Reusing power supplies across generations is where the cost gets lower. I have done that in the past by sticking to Dells with 90W power supplies for the last 15+ years. The computers become obsolete or fail way before the power supplies in general. Now the replacements for those computers use 90W USB-C. I don’t want some hub that has a custom size barrel adapter and is worthless when the hub dies.

A 60W power supply, or using a hub that only allows 60W passthrough, slowly drains the battery when in active use. The computer tells me it is running at a reduced speed / not charging at full speed if I have a 65W one. Or if it just doesn’t detect the 100W version successfully. Pretty standard Latitude 5521.

The 727 is fairly close to what I want, although a strange shape and would be better at 120 (20W from one port and 100W from the other) . The 737 could be close too. Still don’t understand sticking a USB-A port in everything.

This reply is to Anker primarily rather than you.

I can understand why they keep including a USB-A port in GaN chargers. A single small charger for all your needs for travel, either day work bag or overnight trips. We all own some form of legacy charging needs, like smartwatch USB-A custom cable. Heck even Soundcore is causing problems their Frames come exclusively with USB-A charging cable.

However, such an imagined person would be less experienced in such a purchase decision, and arguably may not actually exist.

Here’s why:

  • there’s always a chance you don’t get to power, so you always carry a portable charger for a reasonable worst case scenario, so enough stored energy to get to 24 hours. e.g. if with just phone then a 5A-10Ah type Powercore, or also with tablet then 20Ah, or laptop a 26Ah (100Wh) type or a 5-10 + 20 two.
  • all portable chargers have a USB-A port and trickle charge mode, or if carrying two then at least two USB-A and at least one has trickle-charge.
  • USB-A needs are for small batteries so correspondingly don’t drain much of a Powercore.
  • USB-A needs are often slower recharging items so don’t get much benefit from a few minutes from charger.
  • so your Powercore services your travel USB-A needs, and then the challenge is to recharge your Powercore when you get to power.
  • For longer than an overnight trip, longer than when a Powercore (or two) is sufficient backup / fallback , you’d not rely on a single charger anyway.

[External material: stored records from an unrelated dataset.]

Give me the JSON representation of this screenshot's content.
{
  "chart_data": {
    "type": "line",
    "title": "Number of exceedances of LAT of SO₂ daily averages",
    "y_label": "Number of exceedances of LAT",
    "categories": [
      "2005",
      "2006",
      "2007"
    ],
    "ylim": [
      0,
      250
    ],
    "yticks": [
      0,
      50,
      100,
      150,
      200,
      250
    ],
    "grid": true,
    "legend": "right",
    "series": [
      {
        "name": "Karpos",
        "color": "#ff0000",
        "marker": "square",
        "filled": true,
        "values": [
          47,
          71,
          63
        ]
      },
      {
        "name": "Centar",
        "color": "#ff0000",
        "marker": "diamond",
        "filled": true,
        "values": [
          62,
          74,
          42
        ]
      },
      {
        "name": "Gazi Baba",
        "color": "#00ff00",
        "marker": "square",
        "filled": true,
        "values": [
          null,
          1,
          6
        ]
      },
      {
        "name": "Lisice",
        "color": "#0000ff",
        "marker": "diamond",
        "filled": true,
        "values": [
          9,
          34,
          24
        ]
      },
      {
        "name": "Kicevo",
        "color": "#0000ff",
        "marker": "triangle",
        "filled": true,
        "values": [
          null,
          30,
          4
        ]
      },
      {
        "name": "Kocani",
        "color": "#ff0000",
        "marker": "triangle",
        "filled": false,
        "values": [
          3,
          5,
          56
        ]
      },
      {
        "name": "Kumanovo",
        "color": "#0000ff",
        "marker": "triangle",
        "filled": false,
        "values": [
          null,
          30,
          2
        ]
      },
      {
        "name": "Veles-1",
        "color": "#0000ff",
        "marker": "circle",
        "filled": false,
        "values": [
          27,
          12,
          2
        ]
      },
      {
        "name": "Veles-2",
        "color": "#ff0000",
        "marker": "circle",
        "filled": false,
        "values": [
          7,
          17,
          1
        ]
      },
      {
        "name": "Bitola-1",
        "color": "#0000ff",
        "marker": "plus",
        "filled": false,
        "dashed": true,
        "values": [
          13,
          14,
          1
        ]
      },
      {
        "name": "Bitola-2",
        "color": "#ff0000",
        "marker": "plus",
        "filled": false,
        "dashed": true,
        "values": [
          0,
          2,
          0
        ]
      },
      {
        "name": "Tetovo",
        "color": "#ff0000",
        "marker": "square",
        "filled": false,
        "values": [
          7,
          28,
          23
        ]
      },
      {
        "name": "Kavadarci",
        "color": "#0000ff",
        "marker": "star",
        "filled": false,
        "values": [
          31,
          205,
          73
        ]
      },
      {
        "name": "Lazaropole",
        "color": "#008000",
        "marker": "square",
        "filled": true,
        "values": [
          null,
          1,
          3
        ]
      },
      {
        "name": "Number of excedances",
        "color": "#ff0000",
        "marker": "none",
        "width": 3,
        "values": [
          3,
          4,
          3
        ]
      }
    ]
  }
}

Two reasons: you often need 5 ports; you’d not rely on 1 charger in case it fails. 5 port example is: phone, laptop/tablet, Powercore, watch, audio.
  • so for your 5 ports you’d have something very small pocketable for the quick use of a short duration proximate socket, plus something bulkier in bag for the overnight recharge. Typically an older charger with USB-A and a newer powerful charger with multiple USB-C.
  • So given you own your Powercore anyway, they are too useful to not have, and given you been buying chargers for years, what is your current net new need is a small powerful exclusively USB-C multi-port charger.
  • the experienced buyer is seeking small 2-4 port USB-C chargers, as laptops move to USB-C something of the order of 80-120W. In my case my laptop is 45W, tablet is 18W, Powercore is 18W, phone is 10W, so that’s 4 port 91W.

So given Anker has “done what they have done” the next releases should be smaller for a given Wattage via ditching the USB-A ports, or can be higher Wattage as can use the space released for bigger components. So either smaller or more powerful.